THE VIGILANTE AUTHOR: Why don’t you tell us something of your background, Tim, and how you arrived where you are now.
TIM STEVENS: I was born in England but moved to South Africa with my parents in the mid-1970s when I was five years old. It was supposed to be a holiday of a few months, before my brother and I were old enough to start school, but for various reasons we ended up staying for almost twenty years. So although I regard myself as British, a big part of me is still South African.
At the age of twelve I decided I was going to be a doctor. I made my way through medical school in Johannesburg and spent my year as a junior intern at the largest hospital in the Southern Hemisphere in Soweto, the township outside Jo’burg. It was a formative experience, to say the least. This was at the beginning of the 1990s, and the apartheid system was on its way out, thankfully; but the country was in an unofficial state of civil war, with various factions including the ANC [African National Congress] and its rivals, the Inkatha Freedom Party and the Pan-Africanist Congress (or PAC), vying for political dominance. The violence I witnessed was extreme, and it’s affected my writing, in the sense that I tend to portray violence quite graphically in my novels, because it feels dishonest not to.

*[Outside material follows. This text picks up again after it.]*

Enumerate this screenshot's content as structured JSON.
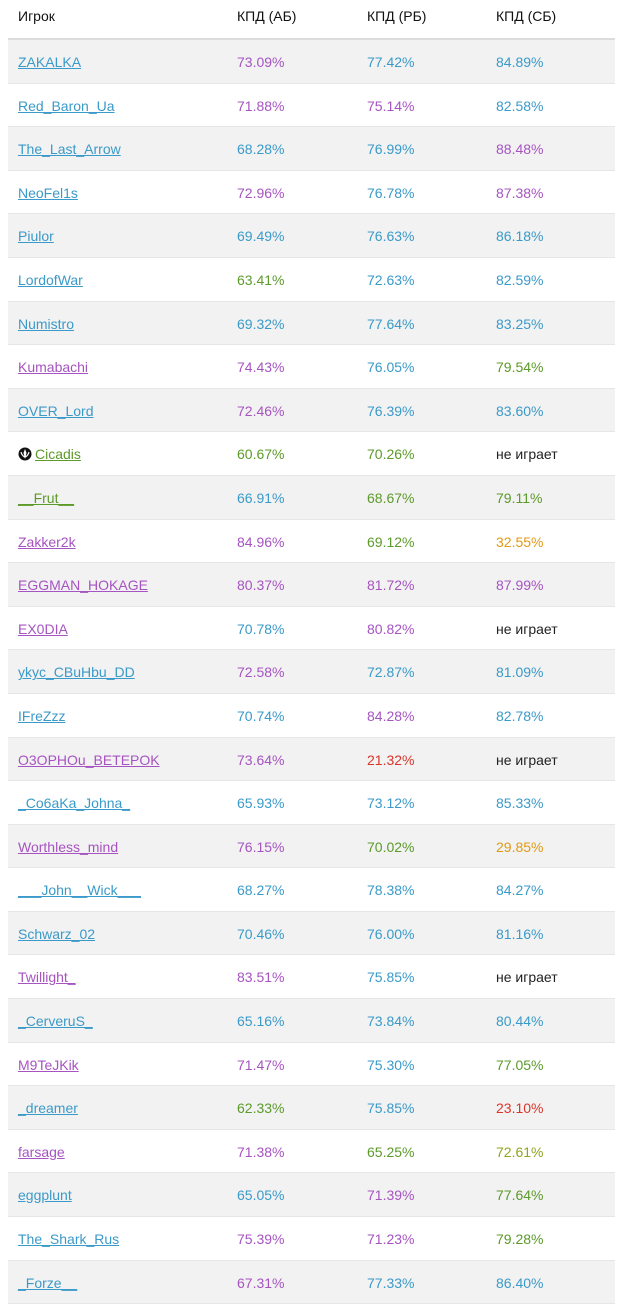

After returning to Britain in the mid-90s, I took an interest in psychiatry and did my postgraduate training in this field. For the past thirteen years I’ve worked as a hospital consultant—that’s “attending physician” in the U.S.—in the specialty of old age psychiatry, working mainly with people suffering from Alzheimer’s disease and other dementias and neurodegenerative disorders.
The fiction writing, at least for publication, has been a recent development over the last three or four years. I still work full-time as a hospital doctor, fitting in the writing around work and family commitments.
THE VIGILANTE AUTHOR: All of this writing in just four years, while holding down a full-time position as a physician? You’re making me feel like a real slacker, you know. Anyway, what experiences or influences in your early life do you think drew you to writing action thrillers?